As a rule, the company’s management has all the resources to resolve certain types of corporate conflicts. Among such resolution methods , one can distinguish: 

  • Making changes to the control link. Provided that the conflicting parties in different composition leave the founders, shareholders or investors, we can talk about smoothing or resolving the dispute. 
  • Registration of an additional issue of securities or the presence of a permanent registrar. Such measures will help to minimize the risks of mergers or acquisitions of the company by other shareholders. 
  • Connection of a permanent consultant. An intermediary can become effective in resolving corporate conflicts, eliminating disagreements in many issues of the company’s work. 

Method 2. Pre-trial settlement of corporate conflicts. 

As a rule, this procedure involves the use of one or more methods. In a pre-trial procedure , a corporate conflict can be resolved or an attempt to resolve it can be made using several methods:

  • The participation of a mediator – a third independent person who interviews both sides of the conflict and, based on the information received, looks for solutions to the situation that would suit everyone. 
  • Facilitation procedure – conciliation meetings where the causes and ways of resolving the conflict are discussed. 
  • Sending a pre-trial claim of one of the parties to the other. 

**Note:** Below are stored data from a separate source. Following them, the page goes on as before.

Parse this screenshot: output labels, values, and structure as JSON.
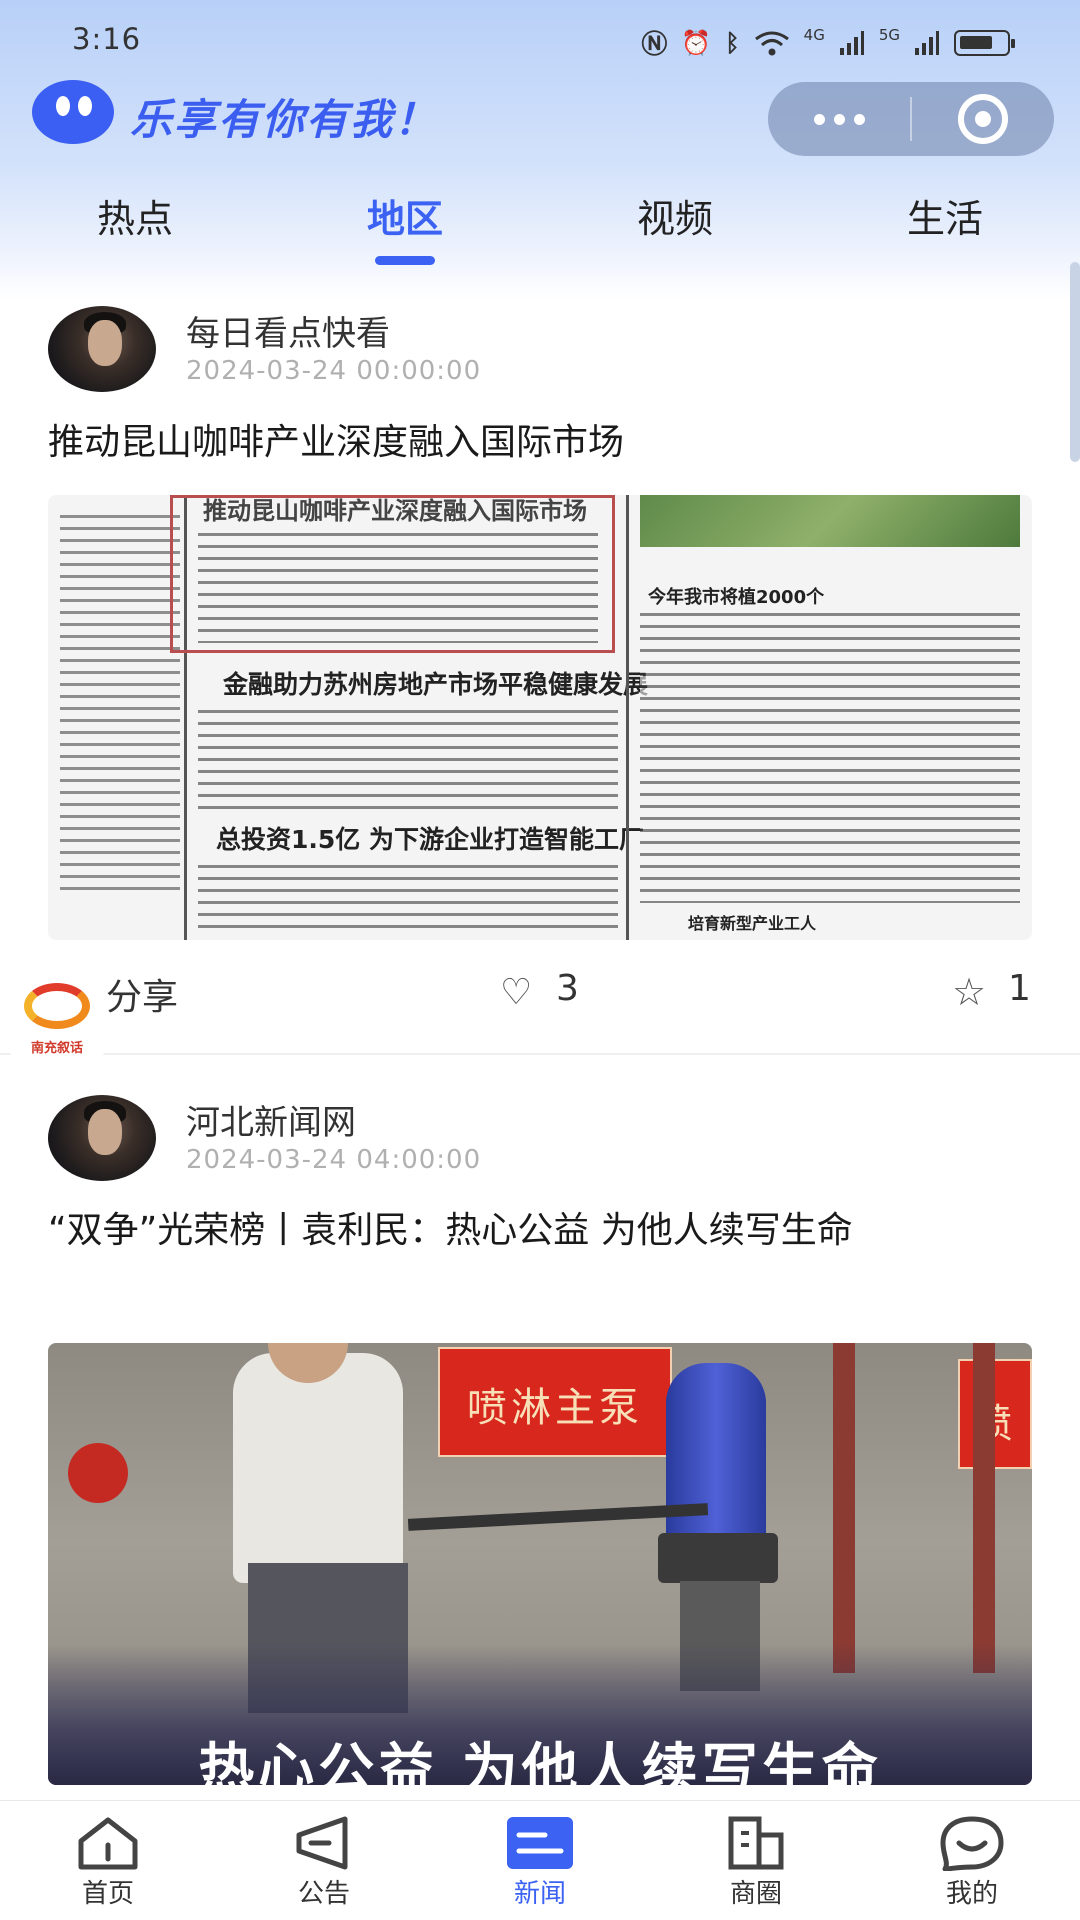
{
  "status_bar": {
    "time": "3:16",
    "network_4g": "4G",
    "network_5g": "5G"
  },
  "header": {
    "title": "乐享有你有我！"
  },
  "tabs": [
    {
      "label": "热点"
    },
    {
      "label": "地区"
    },
    {
      "label": "视频"
    },
    {
      "label": "生活"
    }
  ],
  "active_tab": "地区",
  "feed": [
    {
      "author": "每日看点快看",
      "date": "2024-03-24 00:00:00",
      "headline": "推动昆山咖啡产业深度融入国际市场",
      "image_texts": {
        "banner": "推动昆山咖啡产业深度融入国际市场",
        "head1": "金融助力苏州房地产市场平稳健康发展",
        "head2": "总投资1.5亿 为下游企业打造智能工厂",
        "side_head": "今年我市将植2000个",
        "side_foot": "培育新型产业工人"
      },
      "share_label": "分享",
      "likes": "3",
      "favorites": "1"
    },
    {
      "author": "河北新闻网",
      "date": "2024-03-24 04:00:00",
      "headline": "“双争”光荣榜丨袁利民：热心公益 为他人续写生命",
      "image_texts": {
        "sign": "喷淋主泵",
        "sign2": "喷",
        "caption": "热心公益 为他人续写生命"
      }
    }
  ],
  "floating_badge": {
    "caption": "南充叙话"
  },
  "tabbar": [
    {
      "label": "首页",
      "icon": "home-icon"
    },
    {
      "label": "公告",
      "icon": "announcement-icon"
    },
    {
      "label": "新闻",
      "icon": "news-icon"
    },
    {
      "label": "商圈",
      "icon": "business-icon"
    },
    {
      "label": "我的",
      "icon": "profile-icon"
    }
  ],
  "active_tabbar": "新闻",
  "colors": {
    "accent": "#3b62f3",
    "logo_blue": "#3a5ff2"
  }
}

Method 3. Appeal to the court. 

If the previous methods of resolving the dispute did not lead to the desired results, a shareholder or a participant of the company may file a lawsuit with the court. In the application, it is necessary to motivate the fact of the appeal, prescribe your requirements and provide the available evidence. 

It is important to know that the plaintiff can apply both to the court of general jurisdiction and to the arbitration. However, in the second case, the parties are deprived of the right to appeal the decision to a higher court.  

Corporate conflicts: grounds, consequences

Any corporate conflict negatively affects business, causes deterioration of the relationship between counterparties and business reputation in general. The most serious consequences are the loss of control over the management of the business and significant financial losses. 

VALEN’s lawyers have considerable experience in the field of corporate conflict resolution. We can become intermediaries between the conflicting parties or representatives of one of the parties in court in case of unsuccessful completion of negotiations.